Let’s take some random samples from our test dataset and see how our model classify them.

cat = "kayak"
filepath = df_boat[(df_boat["category"]==cat)]["filepath"].sample(n=2).values[0]
filepath

'data/boats/kayak/paddle-canoeing-kayak-canadians-canadian-812266.jpg'

predict(model,filepath )

png

cat = "cruise_ship"
#filepath = df_boat[(df_boat["category"]==cat) & (df_boat["type"]=="test")]["filepath"].sample(n=2).values[0]
filepath = df_boat[(df_boat["category"]==cat)]["filepath"].sample(n=2).values[0]
predict(model,filepath )

png

cat = "gondola"
#filepath = df_boat[(df_boat["category"]==cat) & (df_boat["type"]=="test")]["filepath"].sample(n=2).values[0]
filepath = df_boat[(df_boat["category"]==cat)]["filepath"].sample(n=2).values[0]
predict(model,filepath )

png

cat = "ferry_boat"
#filepath = df_boat[(df_boat["category"]==cat) & (df_boat["type"]=="test")]["filepath"].sample(n=2).values[0]
filepath = df_boat[(df_boat["category"]==cat)]["filepath"].sample(n=2).values[0]
predict(model,filepath )

png

cat = "sailboat"
#filepath = df_boat[(df_boat["category"]==cat) & (df_boat["type"]=="test")]["filepath"].sample(n=2).values[0]
filepath = df_boat[(df_boat["category"]==cat)]["filepath"].sample(n=2).values[0]
predict(model,filepath )

png

def plot_confusion_matrix(model, dataloader, normalize=False):

        y_pred = []
        y_true = []

        class_names = list(dataloader.dataset.class_to_idx.keys())

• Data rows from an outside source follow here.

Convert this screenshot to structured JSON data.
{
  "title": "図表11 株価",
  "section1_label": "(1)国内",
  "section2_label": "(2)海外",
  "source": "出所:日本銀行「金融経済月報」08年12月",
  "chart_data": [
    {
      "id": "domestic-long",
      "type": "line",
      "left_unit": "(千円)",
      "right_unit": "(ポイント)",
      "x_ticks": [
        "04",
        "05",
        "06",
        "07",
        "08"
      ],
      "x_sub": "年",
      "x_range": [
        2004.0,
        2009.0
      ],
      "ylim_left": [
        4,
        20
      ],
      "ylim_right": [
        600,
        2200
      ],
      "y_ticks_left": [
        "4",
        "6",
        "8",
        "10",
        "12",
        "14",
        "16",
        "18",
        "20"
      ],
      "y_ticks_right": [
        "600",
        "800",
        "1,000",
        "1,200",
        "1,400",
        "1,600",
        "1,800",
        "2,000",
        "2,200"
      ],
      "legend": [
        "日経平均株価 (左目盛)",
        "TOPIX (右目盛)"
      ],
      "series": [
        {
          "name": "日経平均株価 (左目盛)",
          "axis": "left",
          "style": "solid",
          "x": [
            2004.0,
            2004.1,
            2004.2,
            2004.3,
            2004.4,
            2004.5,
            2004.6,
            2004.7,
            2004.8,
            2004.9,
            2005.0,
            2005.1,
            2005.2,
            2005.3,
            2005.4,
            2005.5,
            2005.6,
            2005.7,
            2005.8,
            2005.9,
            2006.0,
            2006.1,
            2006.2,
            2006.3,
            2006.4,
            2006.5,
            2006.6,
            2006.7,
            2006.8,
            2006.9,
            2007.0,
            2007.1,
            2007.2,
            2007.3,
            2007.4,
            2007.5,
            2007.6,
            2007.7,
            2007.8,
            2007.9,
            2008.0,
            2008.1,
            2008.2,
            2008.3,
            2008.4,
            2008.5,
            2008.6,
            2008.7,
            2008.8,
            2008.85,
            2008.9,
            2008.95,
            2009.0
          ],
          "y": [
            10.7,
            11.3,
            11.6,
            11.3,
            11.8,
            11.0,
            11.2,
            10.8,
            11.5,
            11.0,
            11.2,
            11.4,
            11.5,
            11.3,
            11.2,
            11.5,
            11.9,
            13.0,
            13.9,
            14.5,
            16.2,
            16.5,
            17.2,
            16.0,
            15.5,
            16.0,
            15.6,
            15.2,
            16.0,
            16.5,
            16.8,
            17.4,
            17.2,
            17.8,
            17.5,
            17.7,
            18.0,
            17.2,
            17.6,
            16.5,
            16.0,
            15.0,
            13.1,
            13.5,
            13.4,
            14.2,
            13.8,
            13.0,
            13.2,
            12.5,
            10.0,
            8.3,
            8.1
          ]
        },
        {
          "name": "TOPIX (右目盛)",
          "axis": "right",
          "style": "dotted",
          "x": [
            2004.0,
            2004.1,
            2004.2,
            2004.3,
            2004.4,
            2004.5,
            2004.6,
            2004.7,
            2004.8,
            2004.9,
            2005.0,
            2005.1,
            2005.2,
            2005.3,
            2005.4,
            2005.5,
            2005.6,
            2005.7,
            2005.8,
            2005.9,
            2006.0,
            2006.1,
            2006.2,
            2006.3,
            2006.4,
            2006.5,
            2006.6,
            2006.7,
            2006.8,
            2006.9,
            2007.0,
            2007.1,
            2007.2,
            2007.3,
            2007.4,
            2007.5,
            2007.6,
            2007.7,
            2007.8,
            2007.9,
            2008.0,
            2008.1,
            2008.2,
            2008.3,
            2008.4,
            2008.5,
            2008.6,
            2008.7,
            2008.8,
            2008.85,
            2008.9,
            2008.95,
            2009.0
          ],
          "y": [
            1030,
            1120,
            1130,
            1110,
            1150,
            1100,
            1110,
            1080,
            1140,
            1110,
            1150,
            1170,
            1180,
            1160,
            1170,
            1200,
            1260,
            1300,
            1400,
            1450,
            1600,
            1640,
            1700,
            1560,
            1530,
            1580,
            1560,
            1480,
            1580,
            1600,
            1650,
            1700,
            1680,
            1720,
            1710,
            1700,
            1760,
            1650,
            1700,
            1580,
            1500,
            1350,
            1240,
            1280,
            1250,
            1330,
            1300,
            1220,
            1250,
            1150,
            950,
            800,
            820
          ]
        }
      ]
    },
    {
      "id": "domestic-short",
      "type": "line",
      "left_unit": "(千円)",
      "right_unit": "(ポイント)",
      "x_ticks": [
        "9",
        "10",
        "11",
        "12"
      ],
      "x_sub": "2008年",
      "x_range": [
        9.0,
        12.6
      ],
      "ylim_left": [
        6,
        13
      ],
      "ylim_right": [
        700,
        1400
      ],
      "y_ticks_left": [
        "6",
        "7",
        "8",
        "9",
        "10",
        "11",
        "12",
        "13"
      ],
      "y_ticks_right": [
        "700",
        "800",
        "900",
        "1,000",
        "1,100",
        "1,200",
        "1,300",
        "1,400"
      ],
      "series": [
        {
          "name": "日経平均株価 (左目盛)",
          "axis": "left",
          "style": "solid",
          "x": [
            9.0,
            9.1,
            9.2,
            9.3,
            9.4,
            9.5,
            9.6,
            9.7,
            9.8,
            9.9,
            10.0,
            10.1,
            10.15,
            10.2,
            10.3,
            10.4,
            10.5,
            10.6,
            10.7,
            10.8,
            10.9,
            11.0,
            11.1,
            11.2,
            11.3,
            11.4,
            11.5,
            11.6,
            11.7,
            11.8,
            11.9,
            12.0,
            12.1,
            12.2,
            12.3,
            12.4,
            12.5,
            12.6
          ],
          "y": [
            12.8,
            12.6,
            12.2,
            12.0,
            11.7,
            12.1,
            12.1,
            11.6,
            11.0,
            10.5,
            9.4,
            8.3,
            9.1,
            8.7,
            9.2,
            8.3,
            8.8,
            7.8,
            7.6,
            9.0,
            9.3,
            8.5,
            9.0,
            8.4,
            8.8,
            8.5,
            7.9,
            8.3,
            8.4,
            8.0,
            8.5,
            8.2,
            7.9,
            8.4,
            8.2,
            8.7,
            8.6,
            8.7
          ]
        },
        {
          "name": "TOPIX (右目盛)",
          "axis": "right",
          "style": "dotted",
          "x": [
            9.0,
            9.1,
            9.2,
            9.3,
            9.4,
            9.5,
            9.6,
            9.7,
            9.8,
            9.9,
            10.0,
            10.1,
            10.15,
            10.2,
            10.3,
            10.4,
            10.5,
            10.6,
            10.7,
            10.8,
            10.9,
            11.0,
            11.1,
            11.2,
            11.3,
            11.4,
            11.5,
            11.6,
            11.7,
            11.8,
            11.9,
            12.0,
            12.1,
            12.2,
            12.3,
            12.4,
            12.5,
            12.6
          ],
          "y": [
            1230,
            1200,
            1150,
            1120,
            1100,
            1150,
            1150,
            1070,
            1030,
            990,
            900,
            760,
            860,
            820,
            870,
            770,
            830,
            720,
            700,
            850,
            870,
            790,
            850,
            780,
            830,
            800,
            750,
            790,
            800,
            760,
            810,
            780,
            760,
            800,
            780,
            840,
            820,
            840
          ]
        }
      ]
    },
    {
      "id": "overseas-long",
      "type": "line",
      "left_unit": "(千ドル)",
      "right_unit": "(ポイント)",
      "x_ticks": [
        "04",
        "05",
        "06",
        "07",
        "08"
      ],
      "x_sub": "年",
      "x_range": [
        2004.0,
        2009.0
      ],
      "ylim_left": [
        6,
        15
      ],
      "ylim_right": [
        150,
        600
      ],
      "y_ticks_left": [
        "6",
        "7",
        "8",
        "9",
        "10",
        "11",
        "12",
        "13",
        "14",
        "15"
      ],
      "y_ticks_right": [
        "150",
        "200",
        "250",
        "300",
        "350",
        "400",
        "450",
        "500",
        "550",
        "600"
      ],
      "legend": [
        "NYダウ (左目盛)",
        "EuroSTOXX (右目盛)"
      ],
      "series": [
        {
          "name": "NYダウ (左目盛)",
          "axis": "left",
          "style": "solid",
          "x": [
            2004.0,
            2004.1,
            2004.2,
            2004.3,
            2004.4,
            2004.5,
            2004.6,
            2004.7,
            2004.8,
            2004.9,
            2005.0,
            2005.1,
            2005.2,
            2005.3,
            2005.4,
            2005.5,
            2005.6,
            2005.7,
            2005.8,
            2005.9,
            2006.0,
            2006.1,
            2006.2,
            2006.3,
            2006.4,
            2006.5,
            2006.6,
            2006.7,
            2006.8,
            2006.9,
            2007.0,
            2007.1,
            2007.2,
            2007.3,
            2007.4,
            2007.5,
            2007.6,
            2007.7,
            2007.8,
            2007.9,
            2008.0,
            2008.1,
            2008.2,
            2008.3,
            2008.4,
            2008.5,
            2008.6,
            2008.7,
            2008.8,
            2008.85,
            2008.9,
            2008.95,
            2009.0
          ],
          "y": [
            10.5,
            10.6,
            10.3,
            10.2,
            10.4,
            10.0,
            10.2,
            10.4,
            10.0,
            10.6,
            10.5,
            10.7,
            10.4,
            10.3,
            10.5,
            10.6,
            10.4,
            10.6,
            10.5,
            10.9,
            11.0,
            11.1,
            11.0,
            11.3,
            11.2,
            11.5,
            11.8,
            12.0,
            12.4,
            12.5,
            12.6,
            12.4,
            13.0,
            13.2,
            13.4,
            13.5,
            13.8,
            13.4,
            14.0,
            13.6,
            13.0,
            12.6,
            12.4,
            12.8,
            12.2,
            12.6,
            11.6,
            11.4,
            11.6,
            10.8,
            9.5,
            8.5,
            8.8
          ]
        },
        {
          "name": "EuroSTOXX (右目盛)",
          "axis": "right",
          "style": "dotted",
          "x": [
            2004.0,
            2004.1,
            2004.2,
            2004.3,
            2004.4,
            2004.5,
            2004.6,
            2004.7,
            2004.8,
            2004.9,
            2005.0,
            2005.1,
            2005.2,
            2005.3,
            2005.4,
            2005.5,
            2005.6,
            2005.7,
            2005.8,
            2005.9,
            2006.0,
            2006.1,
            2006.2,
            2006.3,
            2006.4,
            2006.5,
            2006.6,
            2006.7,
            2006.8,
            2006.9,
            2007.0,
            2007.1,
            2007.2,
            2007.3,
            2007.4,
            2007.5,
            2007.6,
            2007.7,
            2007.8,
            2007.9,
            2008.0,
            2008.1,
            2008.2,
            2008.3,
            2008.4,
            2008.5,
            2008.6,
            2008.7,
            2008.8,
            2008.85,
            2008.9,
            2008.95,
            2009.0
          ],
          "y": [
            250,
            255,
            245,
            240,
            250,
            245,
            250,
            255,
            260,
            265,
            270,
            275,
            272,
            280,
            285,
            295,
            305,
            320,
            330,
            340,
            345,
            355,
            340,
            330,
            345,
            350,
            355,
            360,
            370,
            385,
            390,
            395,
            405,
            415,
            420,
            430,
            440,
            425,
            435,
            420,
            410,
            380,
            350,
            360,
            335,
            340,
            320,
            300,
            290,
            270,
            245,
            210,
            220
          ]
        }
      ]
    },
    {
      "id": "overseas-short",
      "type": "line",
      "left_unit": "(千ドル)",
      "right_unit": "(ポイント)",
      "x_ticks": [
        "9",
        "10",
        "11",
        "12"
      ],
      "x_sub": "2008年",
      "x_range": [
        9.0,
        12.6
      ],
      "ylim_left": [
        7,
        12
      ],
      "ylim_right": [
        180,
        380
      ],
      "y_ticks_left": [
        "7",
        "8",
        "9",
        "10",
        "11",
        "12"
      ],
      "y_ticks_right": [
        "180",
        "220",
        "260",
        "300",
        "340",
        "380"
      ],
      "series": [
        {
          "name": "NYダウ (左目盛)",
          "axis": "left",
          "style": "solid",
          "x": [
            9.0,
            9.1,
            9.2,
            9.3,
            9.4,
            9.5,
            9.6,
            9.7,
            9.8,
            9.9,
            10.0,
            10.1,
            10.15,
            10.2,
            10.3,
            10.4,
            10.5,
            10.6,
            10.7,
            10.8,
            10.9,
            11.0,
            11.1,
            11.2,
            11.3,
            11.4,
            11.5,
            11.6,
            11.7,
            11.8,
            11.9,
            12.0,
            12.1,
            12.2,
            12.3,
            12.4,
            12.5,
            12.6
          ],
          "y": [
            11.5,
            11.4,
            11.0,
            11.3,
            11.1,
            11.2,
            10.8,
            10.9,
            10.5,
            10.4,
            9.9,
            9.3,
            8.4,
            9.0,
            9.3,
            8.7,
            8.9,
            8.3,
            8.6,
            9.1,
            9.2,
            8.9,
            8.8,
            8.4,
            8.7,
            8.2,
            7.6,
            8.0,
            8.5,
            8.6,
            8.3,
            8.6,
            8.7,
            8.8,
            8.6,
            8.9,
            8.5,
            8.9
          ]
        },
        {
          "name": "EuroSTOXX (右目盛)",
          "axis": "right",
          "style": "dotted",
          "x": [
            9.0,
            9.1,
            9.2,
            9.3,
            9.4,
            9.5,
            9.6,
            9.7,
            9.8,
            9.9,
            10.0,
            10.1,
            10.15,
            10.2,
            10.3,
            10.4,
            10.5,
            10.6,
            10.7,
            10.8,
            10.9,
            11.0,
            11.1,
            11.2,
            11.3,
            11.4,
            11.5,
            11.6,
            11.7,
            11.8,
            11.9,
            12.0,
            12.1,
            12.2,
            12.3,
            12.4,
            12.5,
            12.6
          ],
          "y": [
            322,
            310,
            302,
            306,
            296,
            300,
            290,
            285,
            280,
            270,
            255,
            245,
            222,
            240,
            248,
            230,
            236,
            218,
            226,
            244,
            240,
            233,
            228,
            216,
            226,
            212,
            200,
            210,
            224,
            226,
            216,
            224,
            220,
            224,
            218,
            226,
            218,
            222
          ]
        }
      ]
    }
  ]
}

        # iterate over test data
        for inputs, labels in dataloader:

                inputs = inputs.to(device)
                labels = labels.to(device)
                
                output = model(inputs) # Feed Network

                output = (torch.max(torch.exp(output), 1)[1]).data.cpu().numpy()
                y_pred.extend(output) # Save Prediction
                
                labels = labels.data.cpu().numpy()
                y_true.extend(labels) # Save Truth



        # Build confusion matrix
        cf_matrix = confusion_matrix(y_true, y_pred)

        acc_val = np.round(np.sum(np.asarray(y_pred) == np.asarray(y_true))/len(y_true), 2)

        if normalize:
                df_cm = pd.DataFrame(cf_matrix / np.sum(cf_matrix, axis=1)[:, None], index = [i for i in class_names],
                     columns = [i for i in class_names])
        else:
                df_cm = pd.DataFrame(cf_matrix, index = [i for i in class_names],
                                columns = [i for i in class_names])
                
        plt.figure(figsize = (12,7))
        sns.heatmap(df_cm, annot=True, linewidth=.3, cmap="Blues")


        #add customized title to heatmap
        if normalize:
                plt.title(f"Confusion matrix, with normalization - Accuracy: {acc_val}", loc='left', size=14)
        else:
                plt.title(f"Confusion matrix, without normalization - Accuracy: {acc_val}", loc='left', size=14)
        
        pass

As you can see from the confusion matrix bellow, We’ve got a overall accuracy of 84%, that is close to the one we got from our validation. Beside, most classes were well classified by our model, except for the ferry boat. Maybe we need more ferry boats cases and retrain a new model to get a better perfomance.

plot_confusion_matrix(model, test_dataloader)

png

9.0 Conclusion

With this project, we ‘ve gone through some concept of transfer learning, an effective method for object recognition. Instead of training a model from scratch, we can use existing architectures that have been trained on a large dataset and then tune them to our task. This reduces the time to train and often results in better overall performance.